National Softball League
- Sport: Softball
- Founder: Roger Grooms & Matthew Slorach
- First season: 2009
- Divisions: NSL1, NSL2
- Venue: Farnham Park
- Most recent champion: H2O
- Most titles: H2O (4)
- Website: eurosoftball.org

= National Softball League =

The National Softball League or NSL is a co-ed slowpitch softball league created for the 2009 British softball season (April–September). The league has run every season since then and grew to a two-division league in 2017. The inaugural season had 14 teams compete in three qualifying events, as well as the Premier Nationals (the top sports championship in the UK).

Twelve teams compete in NSL1 and twelve teams compete in NSL 2 with promotion and relegation taking place between the divisions. For 2019, the Manchester Thunder were relegated from NSL1 to NSL2 while the Manchester Mavericks were promoted from NSL2 to NSL1.

The 2018 season will see the addition of an NSL3 tournament in which eight teams will compete in a 2-day tournament. The top two finishing teams will replace the two relegated teams from NSL2 (Pyromaniacs & Outlaws) for the 2019 season.

The concept of the NSL is to improve the top level of co-ed slowpitch softball in the UK by exposing more players and teams to top-level competition.

The league's founders, Roger Grooms and Matthew Slorach, came up with the idea to link the already existing tournaments into a series, where points were awarded based on the finishing positions of teams at each event. This concept has been expanded upon where the NSL now provides a pre-defined fixture list for the season which makes sure each team plays all of the others in its division in a home and away format.

The 2020 National Softball League season was cancelled due to COVID-19. In 2021, the NSL season is set to resume with a slightly modified schedule - again, due to COVID-19. NSL1 & NSL2 teams will each play a shortened 11-game season.
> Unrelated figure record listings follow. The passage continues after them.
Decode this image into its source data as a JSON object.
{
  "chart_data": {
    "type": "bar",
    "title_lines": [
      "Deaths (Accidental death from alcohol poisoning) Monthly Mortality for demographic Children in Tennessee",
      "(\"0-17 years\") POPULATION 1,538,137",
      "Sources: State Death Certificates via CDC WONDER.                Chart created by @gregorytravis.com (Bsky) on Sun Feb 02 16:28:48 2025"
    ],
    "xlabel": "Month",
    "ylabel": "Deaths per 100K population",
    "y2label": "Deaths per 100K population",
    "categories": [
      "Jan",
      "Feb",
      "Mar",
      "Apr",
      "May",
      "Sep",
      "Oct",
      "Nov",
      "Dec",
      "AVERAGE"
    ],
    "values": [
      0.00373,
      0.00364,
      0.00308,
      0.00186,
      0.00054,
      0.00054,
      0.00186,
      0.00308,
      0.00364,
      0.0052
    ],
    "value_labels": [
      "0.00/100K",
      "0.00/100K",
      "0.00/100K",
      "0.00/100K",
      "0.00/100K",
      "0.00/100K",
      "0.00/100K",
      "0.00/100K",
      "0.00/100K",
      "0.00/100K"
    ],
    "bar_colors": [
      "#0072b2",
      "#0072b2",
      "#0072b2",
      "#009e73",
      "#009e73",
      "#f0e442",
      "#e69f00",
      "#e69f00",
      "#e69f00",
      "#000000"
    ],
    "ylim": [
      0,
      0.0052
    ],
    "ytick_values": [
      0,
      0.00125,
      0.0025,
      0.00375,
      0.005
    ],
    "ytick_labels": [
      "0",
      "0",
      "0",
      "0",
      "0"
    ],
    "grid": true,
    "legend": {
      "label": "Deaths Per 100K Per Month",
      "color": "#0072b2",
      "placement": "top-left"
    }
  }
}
As a result, no teams will be promoted or relegated.

== Results ==
The winners and runners-up from each season of NSL play:

Year: NSL 1; NSL 2
Winner: Runner-up; Winner; Runner-up
2022: H2O; Legends; Tempest; The Mob
2019: Traveling Dodgers; Chromies; Blitz Bombers; Naturals
2018: Pioneers; Chromies; Mavericks; Warriors
2017: Chromies; Pioneers; KKs; Naturals
2016: Pioneers; H2O; Manchester Dodgers; Blitz
2015: Chromies; Slammers; N/A
2014: Pioneers; Blue Steel
2013: H2O; Pioneers
2012: H2O; Pioneers
2011: H2O; Chromies
2010: H2O; Chromies
2009: Chromies; Baker Tomkins

== Current format ==
The two divisions for the 2021 season contain the following teams:

| # | NSL 1 | NSL 2 |
|---|---|---|
| 1 | Bristol Tigers | Bristol Bees |
| 2 | Blitz Bombers | Fuzzy Ducks |
| 3 | Blue Steel | Honey Badgers |
| 4 | Chromies | Leeds Terriers |
| 5 | H2O | LNZ |
| 6 | KKs | The Mob |
| 7 | Legends | Naturals |
| 8 | Manchester Dodgers | Nino Privados |
| 9 | Manchester Greensox | SPAM |
| 10 | Manchester Mavericks | Spittin' Camels |
| 11 | Pioneers | Tempest |
| 12 | Windsor Knights | Warriors |

== Inaugural 2009 season standings ==
The original 2009 teams and standings were:

NSL 2009 league standings
| Team | points | RunsA |
|---|---|---|
| Chromies | 43 | 141 |
| Baker Tomkins | 41 | 153 |
| H2O | 38 | 113 |
| Pioneers | 38 | 159 |
| Slammers | 35 | 138 |
| Dragons | 34 | 138 |
| Munster | 29 | 151 |
| Los Amos de la Noche | 29 | 214 |
| Niners | 25 | 173 |
| Windsor Knights | 22 | 201 |
| Manchester Marvels | 22 | 214 |
| Coyotes | 15 | 261 |
| Nottingham Arrows | 14 | 250 |
| Solent Mariners | 14 | 299 |

The benefits of the NSL were seen during the 2009 season with fourteen teams competing at the 2009 Premier Nationals (up from seven teams at the 2008 A Nationals, which they replaced), increased interest from sponsors in the sport, and television coverage of the final at the Bristol tournament.